Irak ve Afganistan ’daki anti demokratik ve hatta insanlık dışı uygulamalara karşı sessiz kalmayan uluslararası kamuoyunun bu terör örgütleri konusunda hala net bir tavır alamamış olması ve ‘anlamsız sessizliği ’ vicdanları yaralamaktadır.

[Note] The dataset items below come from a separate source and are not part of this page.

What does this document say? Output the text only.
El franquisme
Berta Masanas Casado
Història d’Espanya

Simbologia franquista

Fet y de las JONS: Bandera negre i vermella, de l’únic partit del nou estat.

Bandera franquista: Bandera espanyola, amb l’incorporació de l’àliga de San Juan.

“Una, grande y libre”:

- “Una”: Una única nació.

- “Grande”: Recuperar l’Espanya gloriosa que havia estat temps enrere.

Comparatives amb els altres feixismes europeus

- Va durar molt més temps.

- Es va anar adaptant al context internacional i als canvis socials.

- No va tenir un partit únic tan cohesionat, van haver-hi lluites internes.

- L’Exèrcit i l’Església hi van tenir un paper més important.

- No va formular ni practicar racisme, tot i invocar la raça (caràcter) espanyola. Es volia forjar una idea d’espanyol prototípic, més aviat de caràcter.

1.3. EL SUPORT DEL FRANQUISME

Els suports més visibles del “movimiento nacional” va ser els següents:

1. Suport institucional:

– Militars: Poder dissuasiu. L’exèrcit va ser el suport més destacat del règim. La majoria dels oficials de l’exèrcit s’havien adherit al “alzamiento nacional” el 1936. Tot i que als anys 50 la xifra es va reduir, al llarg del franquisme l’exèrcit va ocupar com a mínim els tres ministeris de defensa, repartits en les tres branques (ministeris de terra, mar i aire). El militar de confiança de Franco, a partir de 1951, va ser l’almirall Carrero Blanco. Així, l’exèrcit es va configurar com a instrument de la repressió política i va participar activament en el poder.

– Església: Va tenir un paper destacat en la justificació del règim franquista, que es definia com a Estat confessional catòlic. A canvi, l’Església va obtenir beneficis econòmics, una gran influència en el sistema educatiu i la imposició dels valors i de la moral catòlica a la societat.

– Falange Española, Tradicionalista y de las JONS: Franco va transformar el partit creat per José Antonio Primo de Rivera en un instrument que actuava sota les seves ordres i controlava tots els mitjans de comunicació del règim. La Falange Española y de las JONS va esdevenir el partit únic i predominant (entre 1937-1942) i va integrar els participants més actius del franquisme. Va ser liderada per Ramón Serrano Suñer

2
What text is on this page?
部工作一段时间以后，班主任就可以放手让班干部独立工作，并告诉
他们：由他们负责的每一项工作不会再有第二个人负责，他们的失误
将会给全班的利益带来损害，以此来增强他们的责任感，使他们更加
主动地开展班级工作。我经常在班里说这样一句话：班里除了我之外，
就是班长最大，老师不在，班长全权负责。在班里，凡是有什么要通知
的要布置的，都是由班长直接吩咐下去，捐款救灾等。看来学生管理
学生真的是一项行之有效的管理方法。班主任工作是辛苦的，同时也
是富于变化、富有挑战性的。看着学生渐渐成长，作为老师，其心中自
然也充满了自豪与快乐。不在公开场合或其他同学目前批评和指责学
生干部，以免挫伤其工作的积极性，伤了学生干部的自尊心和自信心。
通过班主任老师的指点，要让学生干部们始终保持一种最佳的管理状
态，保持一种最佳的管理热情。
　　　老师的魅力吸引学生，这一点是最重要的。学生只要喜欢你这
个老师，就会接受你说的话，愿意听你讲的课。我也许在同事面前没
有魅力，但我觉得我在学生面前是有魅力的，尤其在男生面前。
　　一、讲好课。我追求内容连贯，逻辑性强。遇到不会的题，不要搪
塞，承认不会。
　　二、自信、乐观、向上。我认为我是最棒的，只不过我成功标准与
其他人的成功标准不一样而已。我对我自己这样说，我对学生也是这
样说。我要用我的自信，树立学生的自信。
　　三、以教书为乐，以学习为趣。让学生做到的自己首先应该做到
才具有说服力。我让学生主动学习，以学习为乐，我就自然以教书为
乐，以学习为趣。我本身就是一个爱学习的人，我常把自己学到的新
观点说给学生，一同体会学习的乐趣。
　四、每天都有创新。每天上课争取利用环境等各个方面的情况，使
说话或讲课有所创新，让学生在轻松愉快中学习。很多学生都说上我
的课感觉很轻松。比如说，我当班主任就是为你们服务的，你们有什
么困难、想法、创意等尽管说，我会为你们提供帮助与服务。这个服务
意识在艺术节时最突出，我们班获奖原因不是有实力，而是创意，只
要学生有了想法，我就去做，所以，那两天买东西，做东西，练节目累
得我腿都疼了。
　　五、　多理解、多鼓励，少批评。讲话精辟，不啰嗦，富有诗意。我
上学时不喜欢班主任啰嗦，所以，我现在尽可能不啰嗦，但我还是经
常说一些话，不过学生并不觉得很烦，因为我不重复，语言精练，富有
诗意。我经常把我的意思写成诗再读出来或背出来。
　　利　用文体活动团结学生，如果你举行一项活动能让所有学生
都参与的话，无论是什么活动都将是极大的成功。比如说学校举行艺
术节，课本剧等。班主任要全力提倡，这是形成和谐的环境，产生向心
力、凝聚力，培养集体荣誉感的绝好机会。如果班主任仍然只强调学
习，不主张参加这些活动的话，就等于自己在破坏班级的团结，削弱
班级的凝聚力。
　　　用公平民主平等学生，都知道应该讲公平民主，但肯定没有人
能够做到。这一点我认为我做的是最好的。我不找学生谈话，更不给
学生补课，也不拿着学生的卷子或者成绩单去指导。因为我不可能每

Suriye ’de çatışmaların başlangıcından itibaren meşru müdafa temelinde kendini örgütleyen ve korumaya çalışan Kürtler bu örgütlerin her zaman hedefi oldular. Kobane, Şengal (Sincar), Telafer, Musul, Kerkük ve diğer bölgelerde katliamlar yapan IŞİD adlı yobaz ve gerici terör örgütü insani tüm değerleri ayaklar altına alarak, kadim kültürleri ve dini toplulukları imha etmeye çalışmaktadır.
 
I. Dünya Savaşından sonra galip devletlerin politikaları ile meşru hakları kabul edilmeyen Kürtlerin yüz yıllık mücadeleleri sonucunda elde ettikleri kazanımlar bu son saldırılar ile bir kez daha yok edilmek isteniyor.Sivil halka yönelik katliamlar, çocuk, kadın ve yaşlı demeden işlenen cinayetler, Ortaçağ uygulamalarını andıran köleleştirme ve yağmalama olayları vahşetin muhatabının Kürtler değil tüm insanlık olduğunu gösteriyor. Nijerya ’da Boko Haram terör örgütü tarafından kaçırılan kız öğrenciler ile Sincar ’da (Şengal) kaçırılıp köleleştirilen Ezidi kadınlar arasında hiç bir fark bulunmamaktadır. Bu yaşananlar aydınlığı karanlıklara gömmek isteyenlerin coğrafya ya da kültür farkı gözetmeksizin, tüm dünyaya karşı bir tehdit oluşturduklarının belirgin bir örneğidir. Yeni Halepçeler ’in yaşanmaması için duyarlı tüm ulusal ve uluslararası kurumların bir  an önce harekete geçmeleri dağlara sığınan çaresiz insanların beklentisidir. İnsanlık onurunu koruyacak, insan hakları ihlallerini engelleyecek kollektif bir tutum oluşturmak tüm insanlığın ortak görevidir.
 
İnsanların sadece etnik ve dini aidiyetleri nedeniyle sistematik saldırılara hedef olmaları, yok edilmeleri ve insanlık dışı uygulamalara maruz bırakılmaları uluslararası hukukun da kabul ettiği gibi insanlık suçudur. Bu nedenle tüm insanlığın bu suça karşı mücadele etmesi gerekir.
 
Yaşanan bu insanlık suçu karşısında sizlerin tarihsel sorumluluğunuzun gereklerini  yerine getireceğinize inanıyorum. İlk olarak son saldırıların hedefindeki Şengal (Sincar) bölgesinde yaşayan Ezidi ve diğer azınlıklara acil insani yardım ulaştırmanızı ve bu barbar saldırıların hedefinde olan tüm etnik ve dini grupların yaşam haklarının korunmasını için Kürt bölgelerinin meşru yönetimleri ile işbirliğini güçlendirerek çaba göstermenizi umut ediyorum. Bu çaba bögesel barış, güvenlik ve istikrarın tesisi için zorunlu bir adımdır. Kazanacak olan insanlıktır. Saygılarımla.”